Biri Labcorp diğeri Thermo Fisher Scientific tarafından geliştirilen diğer iki test ise ikinci ve üçüncü trimesterde hastanede yatan hastalarda birkaç hafta içinde şiddetli preeklampsi ortaya çıkma riski olup olmadığını değerlendirmek için kullanılıyor. Diğer şirketlerin geliştirdiği testlerin de yakında piyasaya sürülmesi mümkün.
Kâr amacı gütmeyen Preeklampsi Vakfı'nın CEO'su Eleni Tsigas, yeni testler hakkında, "Özellikle preeklampsi alanına ve on yıllardır bu alana çok az yenilik getirildiği gerçeğine baktığınızda, kesinlikle heyecan verici bir ilerlemeyi temsil ediyorlar" dedi. Yaklaşık 20 yıl önce teşhis edilmemiş preeklampsi nedeniyle bir bebeğini kaybeden ve neredeyse kendisi de ölümün eşiğine gelen Tsigas, ikinci hamileliğinde tekrar preeklampsi olmuş ve bir erkek çocuk dünyaya getirmişti.
Yeni kan testlerinin doktorun muhakemesini güçlendirdiğini ancak onun yerini almadığını da söyleyen i Tsigas, "Temelde onlara daha önce sahip olmadıkları bir içgörü sağlıyor. Bu da özellikle kronik yüksek tansiyon veya obezite gibi önceden var olan sağlık sorunlarınız gibi gri bölgede kalan durumlarda faydalı oluyor" dedi.
İlgili Haberler Bilim insanları hamilelik sırasında alınan sıvıdaki hücrelerle mini organlar yarattıHamileler preeklamsi testinin yapılmasını talep etmeli mi?
Eleni Tsigas, “Bugün hamile olsam mutlaka testi yaptırmayı talep ederdim” diyor.
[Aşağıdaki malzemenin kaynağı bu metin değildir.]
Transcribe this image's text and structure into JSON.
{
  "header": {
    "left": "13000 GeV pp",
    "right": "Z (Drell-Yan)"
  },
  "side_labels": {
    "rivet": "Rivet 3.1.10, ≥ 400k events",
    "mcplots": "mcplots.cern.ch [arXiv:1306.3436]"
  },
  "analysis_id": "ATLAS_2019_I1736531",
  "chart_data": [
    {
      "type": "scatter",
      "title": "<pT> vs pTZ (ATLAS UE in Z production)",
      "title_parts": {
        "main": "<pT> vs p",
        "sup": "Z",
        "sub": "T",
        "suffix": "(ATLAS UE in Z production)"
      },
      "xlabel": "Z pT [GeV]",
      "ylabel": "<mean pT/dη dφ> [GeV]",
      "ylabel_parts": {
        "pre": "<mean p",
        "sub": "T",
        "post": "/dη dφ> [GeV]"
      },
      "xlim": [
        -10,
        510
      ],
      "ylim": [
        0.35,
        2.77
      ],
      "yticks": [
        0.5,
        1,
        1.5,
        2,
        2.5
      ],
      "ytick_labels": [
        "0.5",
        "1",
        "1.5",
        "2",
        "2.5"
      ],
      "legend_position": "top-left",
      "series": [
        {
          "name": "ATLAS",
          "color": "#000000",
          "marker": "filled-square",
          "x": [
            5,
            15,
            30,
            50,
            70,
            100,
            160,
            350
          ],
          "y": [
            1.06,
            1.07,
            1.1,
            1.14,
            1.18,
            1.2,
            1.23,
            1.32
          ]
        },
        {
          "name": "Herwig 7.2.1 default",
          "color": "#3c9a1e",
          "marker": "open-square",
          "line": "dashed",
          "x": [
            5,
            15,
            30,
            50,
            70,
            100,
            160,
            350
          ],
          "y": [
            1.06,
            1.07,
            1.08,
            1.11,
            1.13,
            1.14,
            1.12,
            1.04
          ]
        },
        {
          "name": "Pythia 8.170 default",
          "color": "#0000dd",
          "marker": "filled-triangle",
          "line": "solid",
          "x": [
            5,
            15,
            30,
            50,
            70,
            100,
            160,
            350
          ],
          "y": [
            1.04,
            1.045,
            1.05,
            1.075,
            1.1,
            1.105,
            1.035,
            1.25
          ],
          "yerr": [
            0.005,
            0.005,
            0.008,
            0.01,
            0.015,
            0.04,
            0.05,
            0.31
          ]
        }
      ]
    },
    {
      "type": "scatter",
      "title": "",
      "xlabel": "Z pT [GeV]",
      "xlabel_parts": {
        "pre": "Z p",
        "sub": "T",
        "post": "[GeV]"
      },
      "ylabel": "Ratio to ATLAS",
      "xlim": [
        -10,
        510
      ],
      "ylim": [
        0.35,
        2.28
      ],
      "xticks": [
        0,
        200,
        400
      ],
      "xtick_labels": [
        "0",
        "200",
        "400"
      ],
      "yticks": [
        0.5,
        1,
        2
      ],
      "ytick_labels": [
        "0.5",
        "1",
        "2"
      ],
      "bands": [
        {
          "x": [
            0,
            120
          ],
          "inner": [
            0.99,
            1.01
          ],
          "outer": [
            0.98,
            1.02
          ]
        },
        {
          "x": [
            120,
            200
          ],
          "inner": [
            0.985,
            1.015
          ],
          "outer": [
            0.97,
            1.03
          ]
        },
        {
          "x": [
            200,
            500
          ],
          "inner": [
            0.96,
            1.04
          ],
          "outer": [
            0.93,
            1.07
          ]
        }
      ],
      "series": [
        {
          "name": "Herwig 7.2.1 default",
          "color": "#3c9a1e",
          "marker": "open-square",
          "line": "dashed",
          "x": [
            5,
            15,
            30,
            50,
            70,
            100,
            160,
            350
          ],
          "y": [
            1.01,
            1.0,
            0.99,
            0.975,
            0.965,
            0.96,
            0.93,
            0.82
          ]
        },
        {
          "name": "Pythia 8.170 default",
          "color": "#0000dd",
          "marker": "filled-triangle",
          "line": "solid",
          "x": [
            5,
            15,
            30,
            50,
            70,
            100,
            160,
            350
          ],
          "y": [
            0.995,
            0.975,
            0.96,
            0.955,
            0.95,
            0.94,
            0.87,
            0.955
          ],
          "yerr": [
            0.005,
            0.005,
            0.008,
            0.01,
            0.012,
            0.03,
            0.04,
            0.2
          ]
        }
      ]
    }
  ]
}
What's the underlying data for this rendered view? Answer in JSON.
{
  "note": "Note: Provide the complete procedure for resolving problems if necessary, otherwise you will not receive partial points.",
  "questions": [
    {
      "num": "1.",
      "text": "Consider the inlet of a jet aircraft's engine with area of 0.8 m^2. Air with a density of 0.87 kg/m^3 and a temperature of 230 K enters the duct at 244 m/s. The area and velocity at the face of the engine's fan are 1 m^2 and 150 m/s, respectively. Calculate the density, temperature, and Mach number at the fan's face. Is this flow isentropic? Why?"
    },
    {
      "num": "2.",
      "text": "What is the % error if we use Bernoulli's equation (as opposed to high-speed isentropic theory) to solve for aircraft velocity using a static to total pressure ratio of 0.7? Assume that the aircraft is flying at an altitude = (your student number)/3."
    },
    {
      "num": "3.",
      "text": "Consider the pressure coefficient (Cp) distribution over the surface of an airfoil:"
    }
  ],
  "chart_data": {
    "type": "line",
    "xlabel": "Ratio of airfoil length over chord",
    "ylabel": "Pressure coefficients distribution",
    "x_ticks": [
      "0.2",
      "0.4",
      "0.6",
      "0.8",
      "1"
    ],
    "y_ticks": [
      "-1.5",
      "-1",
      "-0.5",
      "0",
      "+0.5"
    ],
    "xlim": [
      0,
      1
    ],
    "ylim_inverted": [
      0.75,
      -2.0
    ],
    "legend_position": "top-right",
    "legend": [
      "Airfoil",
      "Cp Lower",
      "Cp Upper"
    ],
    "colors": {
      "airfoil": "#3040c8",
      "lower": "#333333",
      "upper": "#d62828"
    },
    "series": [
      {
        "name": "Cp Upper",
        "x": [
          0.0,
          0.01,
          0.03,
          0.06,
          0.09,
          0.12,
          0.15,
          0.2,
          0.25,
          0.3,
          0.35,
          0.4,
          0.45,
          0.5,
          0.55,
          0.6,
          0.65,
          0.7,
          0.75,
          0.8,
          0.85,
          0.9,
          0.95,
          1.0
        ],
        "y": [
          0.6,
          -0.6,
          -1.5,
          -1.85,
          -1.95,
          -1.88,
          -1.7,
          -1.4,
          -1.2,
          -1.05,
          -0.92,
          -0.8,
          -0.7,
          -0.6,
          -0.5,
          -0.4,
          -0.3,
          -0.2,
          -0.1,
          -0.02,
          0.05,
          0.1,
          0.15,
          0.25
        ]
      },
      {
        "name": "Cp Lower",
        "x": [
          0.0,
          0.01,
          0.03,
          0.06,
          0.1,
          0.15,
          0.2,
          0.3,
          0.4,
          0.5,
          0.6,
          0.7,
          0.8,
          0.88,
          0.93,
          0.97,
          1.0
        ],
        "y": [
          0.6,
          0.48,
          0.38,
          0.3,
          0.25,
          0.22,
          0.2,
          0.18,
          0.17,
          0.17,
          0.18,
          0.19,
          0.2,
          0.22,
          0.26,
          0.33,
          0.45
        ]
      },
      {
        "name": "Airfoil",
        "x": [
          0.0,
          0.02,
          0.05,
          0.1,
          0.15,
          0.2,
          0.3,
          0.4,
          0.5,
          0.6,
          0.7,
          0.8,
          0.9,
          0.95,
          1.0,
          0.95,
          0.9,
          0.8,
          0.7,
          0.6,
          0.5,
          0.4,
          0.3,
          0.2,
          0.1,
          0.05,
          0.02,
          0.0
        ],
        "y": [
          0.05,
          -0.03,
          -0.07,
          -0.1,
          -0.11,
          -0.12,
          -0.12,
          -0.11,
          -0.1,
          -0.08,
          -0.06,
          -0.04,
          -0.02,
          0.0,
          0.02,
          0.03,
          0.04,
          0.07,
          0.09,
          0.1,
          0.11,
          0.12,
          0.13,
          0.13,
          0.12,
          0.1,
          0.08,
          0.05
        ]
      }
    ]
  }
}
Los Angeles'taki Cedars-Sinai'den Dr. S. Ananth Karumanchi, "şu anda bir tedavi yok" dese de, doktorlar daha yüksek risk altında olanları yakından takip edebiliyor. Düşük risk altında olduğu gösterilen hastalar için testler güvence sunuyor.
Dr. Karumanchi, testlerin yeni tedavilerin geliştirilmesini hızlandırmaya da yardımcı olabileceğini, araştırmacıların çalışmalara katılmaya istekli olabilecek risk altındaki hastaları belirleyebileceğini söyledi. Tsigas, yine de bazı kadın doğum uzmanlarının bu testleri çok yeni oldukları için hemen sunmayabileceğini söyledi.
Tsigas, "Preeklampsi ile ilgili hastalık ve ölüm oranlarına bakarak daha yapacak çok işimiz olduğunu anlayabilirsiniz" dedi.